Four AI Systems Pass 7 of 10 Math Problems in First Proof Benchmark
Updated
Updated · The Washington Post · Jun 14
Four AI Systems Pass 7 of 10 Math Problems in First Proof Benchmark
1 articles · Updated · The Washington Post · Jun 14
Summary
Seven of 10 unpublished research problems received a passing AI solution in First Proof’s second benchmark, based on work from four systems graded by 30 mathematicians at Harvard.
The project used privately solved but unpublished problems to test AI under controlled conditions and give mathematicians a more transparent check on company claims about breakthrough performance.
First Proof said some answers were flawless or novel, one used a strategy that impressed referees, while other attempts failed or needed minor revisions.
The results land weeks after OpenAI said an internal model disproved an 80-year-old Erdős conjecture, intensifying debate over whether AI is a threat to mathematics or a powerful but limited tool.
Researchers behind the benchmark said models still lag humans in choosing worthwhile questions, setting broader agendas and failing gracefully when a proof attempt breaks down.
With AI solving problems humans can't, what is the future role for mathematicians?
As AI conquers math's biggest challenges, who will control the tools that define truth?
If an AI proves a theorem that no human can understand, is it still mathematical progress?
"First Proof Benchmark: How AI is Reshaping Mathematical Discovery and Human Collaboration (2026)"
Overview
The "First Proof" benchmark, launched in early 2026, marks a major step in measuring AI's true mathematical abilities.
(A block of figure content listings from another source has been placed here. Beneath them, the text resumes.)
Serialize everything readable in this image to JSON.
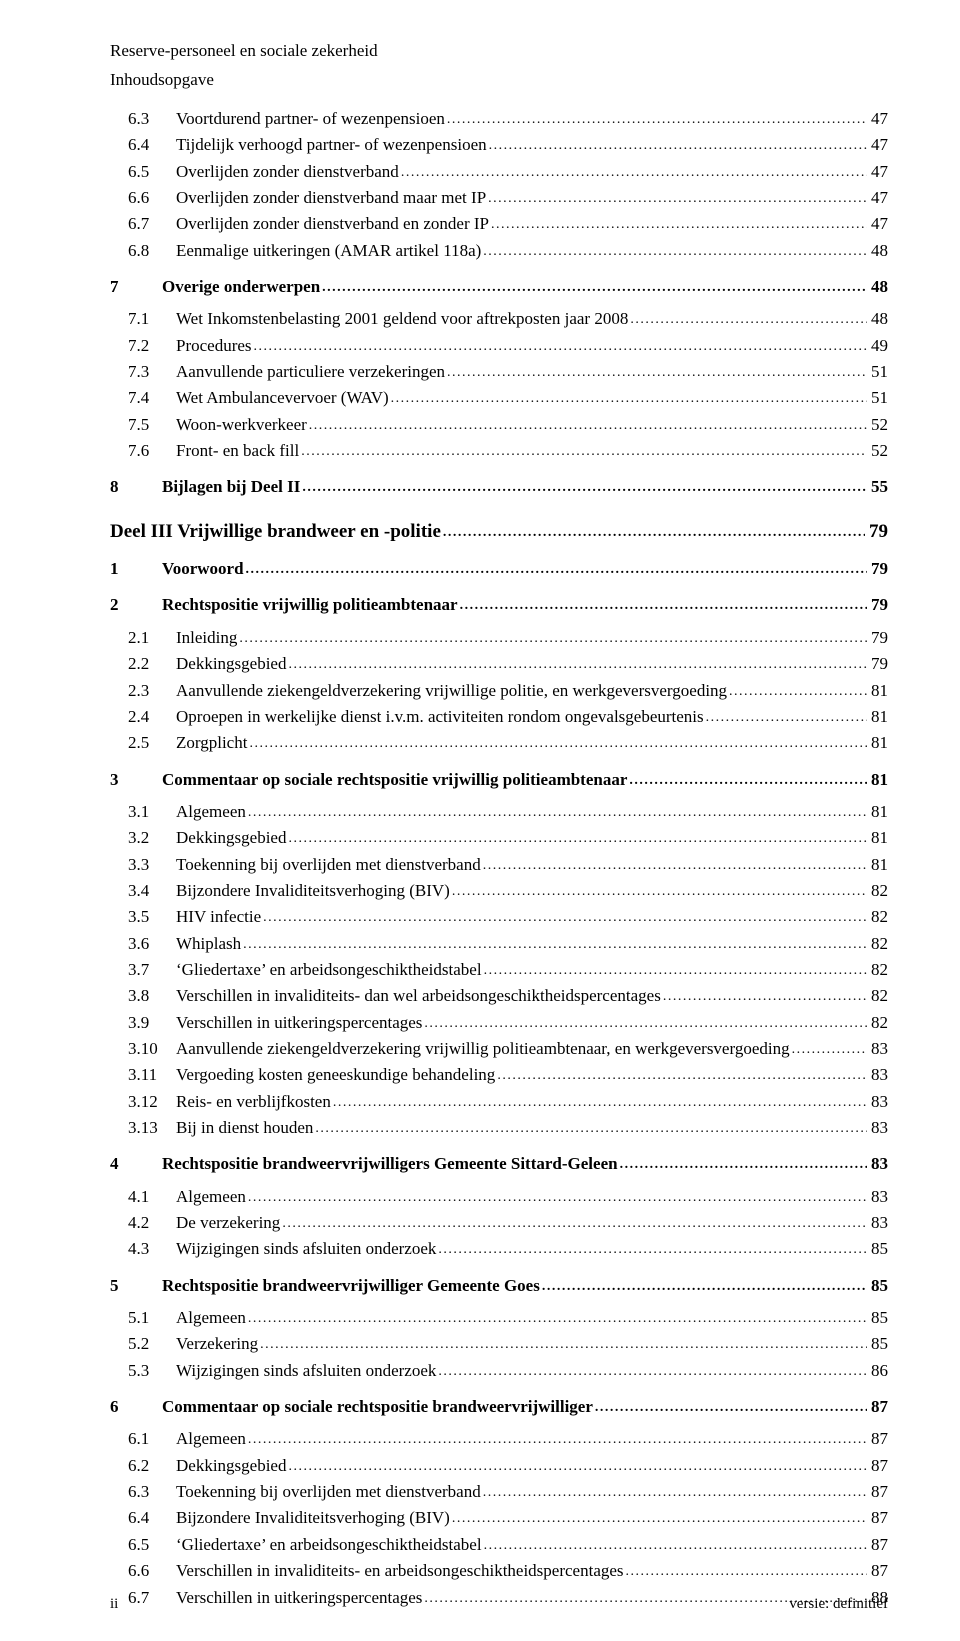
{
  "header": {
    "line1": "Reserve-personeel en sociale zekerheid",
    "line2": "Inhoudsopgave"
  },
  "rows": [
    {
      "lvl": 2,
      "num": "6.3",
      "txt": "Voortdurend partner- of wezenpensioen",
      "pg": "47"
    },
    {
      "lvl": 2,
      "num": "6.4",
      "txt": "Tijdelijk verhoogd partner- of wezenpensioen",
      "pg": "47"
    },
    {
      "lvl": 2,
      "num": "6.5",
      "txt": "Overlijden zonder dienstverband",
      "pg": "47"
    },
    {
      "lvl": 2,
      "num": "6.6",
      "txt": "Overlijden zonder dienstverband maar met IP",
      "pg": "47"
    },
    {
      "lvl": 2,
      "num": "6.7",
      "txt": "Overlijden zonder dienstverband en zonder IP",
      "pg": "47"
    },
    {
      "lvl": 2,
      "num": "6.8",
      "txt": "Eenmalige uitkeringen (AMAR artikel 118a)",
      "pg": "48"
    },
    {
      "lvl": 1,
      "num": "7",
      "txt": "Overige onderwerpen",
      "pg": "48",
      "gap": "m"
    },
    {
      "lvl": 2,
      "num": "7.1",
      "txt": "Wet Inkomstenbelasting 2001 geldend voor aftrekposten jaar 2008",
      "pg": "48",
      "gap": "s"
    },
    {
      "lvl": 2,
      "num": "7.2",
      "txt": "Procedures",
      "pg": "49"
    },
    {
      "lvl": 2,
      "num": "7.3",
      "txt": "Aanvullende particuliere verzekeringen",
      "pg": "51"
    },
    {
      "lvl": 2,
      "num": "7.4",
      "txt": "Wet Ambulancevervoer (WAV)",
      "pg": "51"
    },
    {
      "lvl": 2,
      "num": "7.5",
      "txt": "Woon-werkverkeer",
      "pg": "52"
    },
    {
      "lvl": 2,
      "num": "7.6",
      "txt": "Front- en back fill",
      "pg": "52"
    },
    {
      "lvl": 1,
      "num": "8",
      "txt": "Bijlagen bij Deel II",
      "pg": "55",
      "gap": "m"
    },
    {
      "lvl": 0,
      "num": "",
      "txt": "Deel III  Vrijwillige brandweer en -politie",
      "pg": "79",
      "gap": "l"
    },
    {
      "lvl": 1,
      "num": "1",
      "txt": "Voorwoord",
      "pg": "79",
      "gap": "m"
    },
    {
      "lvl": 1,
      "num": "2",
      "txt": "Rechtspositie vrijwillig politieambtenaar",
      "pg": "79",
      "gap": "m"
    },
    {
      "lvl": 2,
      "num": "2.1",
      "txt": "Inleiding",
      "pg": "79",
      "gap": "s"
    },
    {
      "lvl": 2,
      "num": "2.2",
      "txt": "Dekkingsgebied",
      "pg": "79"
    },
    {
      "lvl": 2,
      "num": "2.3",
      "txt": "Aanvullende ziekengeldverzekering vrijwillige politie, en werkgeversvergoeding",
      "pg": "81"
    },
    {
      "lvl": 2,
      "num": "2.4",
      "txt": "Oproepen in werkelijke dienst i.v.m. activiteiten rondom ongevalsgebeurtenis",
      "pg": "81"
    },
    {
      "lvl": 2,
      "num": "2.5",
      "txt": "Zorgplicht",
      "pg": "81"
    },
    {
      "lvl": 1,
      "num": "3",
      "txt": "Commentaar op sociale rechtspositie vrijwillig politieambtenaar",
      "pg": "81",
      "gap": "m"
    },
    {
      "lvl": 2,
      "num": "3.1",
      "txt": "Algemeen",
      "pg": "81",
      "gap": "s"
    },
    {
      "lvl": 2,
      "num": "3.2",
      "txt": "Dekkingsgebied",
      "pg": "81"
    },
    {
      "lvl": 2,
      "num": "3.3",
      "txt": "Toekenning bij overlijden met dienstverband",
      "pg": "81"
    },
    {
      "lvl": 2,
      "num": "3.4",
      "txt": "Bijzondere Invaliditeitsverhoging (BIV)",
      "pg": "82"
    },
    {
      "lvl": 2,
      "num": "3.5",
      "txt": "HIV infectie",
      "pg": "82"
    },
    {
      "lvl": 2,
      "num": "3.6",
      "txt": "Whiplash",
      "pg": "82"
    },
    {
      "lvl": 2,
      "num": "3.7",
      "txt": "‘Gliedertaxe’ en arbeidsongeschiktheidstabel",
      "pg": "82"
    },
    {
      "lvl": 2,
      "num": "3.8",
      "txt": "Verschillen in invaliditeits- dan wel arbeidsongeschiktheidspercentages",
      "pg": "82"
    },
    {
      "lvl": 2,
      "num": "3.9",
      "txt": "Verschillen in uitkeringspercentages",
      "pg": "82"
    },
    {
      "lvl": 2,
      "num": "3.10",
      "txt": "Aanvullende ziekengeldverzekering vrijwillig politieambtenaar, en werkgeversvergoeding",
      "pg": "83"
    },
    {
      "lvl": 2,
      "num": "3.11",
      "txt": "Vergoeding kosten geneeskundige behandeling",
      "pg": "83"
    },
    {
      "lvl": 2,
      "num": "3.12",
      "txt": "Reis- en verblijfkosten",
      "pg": "83"
    },
    {
      "lvl": 2,
      "num": "3.13",
      "txt": "Bij in dienst houden",
      "pg": "83"
    },
    {
      "lvl": 1,
      "num": "4",
      "txt": "Rechtspositie brandweervrijwilligers Gemeente Sittard-Geleen",
      "pg": "83",
      "gap": "m"
    },
    {
      "lvl": 2,
      "num": "4.1",
      "txt": "Algemeen",
      "pg": "83",
      "gap": "s"
    },
    {
      "lvl": 2,
      "num": "4.2",
      "txt": "De verzekering",
      "pg": "83"
    },
    {
      "lvl": 2,
      "num": "4.3",
      "txt": "Wijzigingen sinds afsluiten onderzoek",
      "pg": "85"
    },
    {
      "lvl": 1,
      "num": "5",
      "txt": "Rechtspositie brandweervrijwilliger Gemeente Goes",
      "pg": "85",
      "gap": "m"
    },
    {
      "lvl": 2,
      "num": "5.1",
      "txt": "Algemeen",
      "pg": "85",
      "gap": "s"
    },
    {
      "lvl": 2,
      "num": "5.2",
      "txt": "Verzekering",
      "pg": "85"
    },
    {
      "lvl": 2,
      "num": "5.3",
      "txt": "Wijzigingen sinds afsluiten onderzoek",
      "pg": "86"
    },
    {
      "lvl": 1,
      "num": "6",
      "txt": "Commentaar op sociale rechtspositie brandweervrijwilliger",
      "pg": "87",
      "gap": "m"
    },
    {
      "lvl": 2,
      "num": "6.1",
      "txt": "Algemeen",
      "pg": "87",
      "gap": "s"
    },
    {
      "lvl": 2,
      "num": "6.2",
      "txt": "Dekkingsgebied",
      "pg": "87"
    },
    {
      "lvl": 2,
      "num": "6.3",
      "txt": "Toekenning bij overlijden met dienstverband",
      "pg": "87"
    },
    {
      "lvl": 2,
      "num": "6.4",
      "txt": "Bijzondere Invaliditeitsverhoging (BIV)",
      "pg": "87"
    },
    {
      "lvl": 2,
      "num": "6.5",
      "txt": "‘Gliedertaxe’ en arbeidsongeschiktheidstabel",
      "pg": "87"
    },
    {
      "lvl": 2,
      "num": "6.6",
      "txt": "Verschillen in invaliditeits- en arbeidsongeschiktheidspercentages",
      "pg": "87"
    },
    {
      "lvl": 2,
      "num": "6.7",
      "txt": "Verschillen in uitkeringspercentages",
      "pg": "88"
    }
  ],
  "footer": {
    "left": "ii",
    "right": "versie: definitief"
  }
}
Designed by leading mathematicians, it uses real, unpublished research problems to test AI systems in a fair and challenging way. This approach ensures that AI is evaluated on novel and complex questions, not just recycled or artificial ones. While the benchmark shows that AI can solve some advanced problems, it also highlights key challenges—such as the difficulty of communicating with AI and the risk of machines producing many incorrect proofs. These findings reveal both the promise and the limits of AI in mathematics.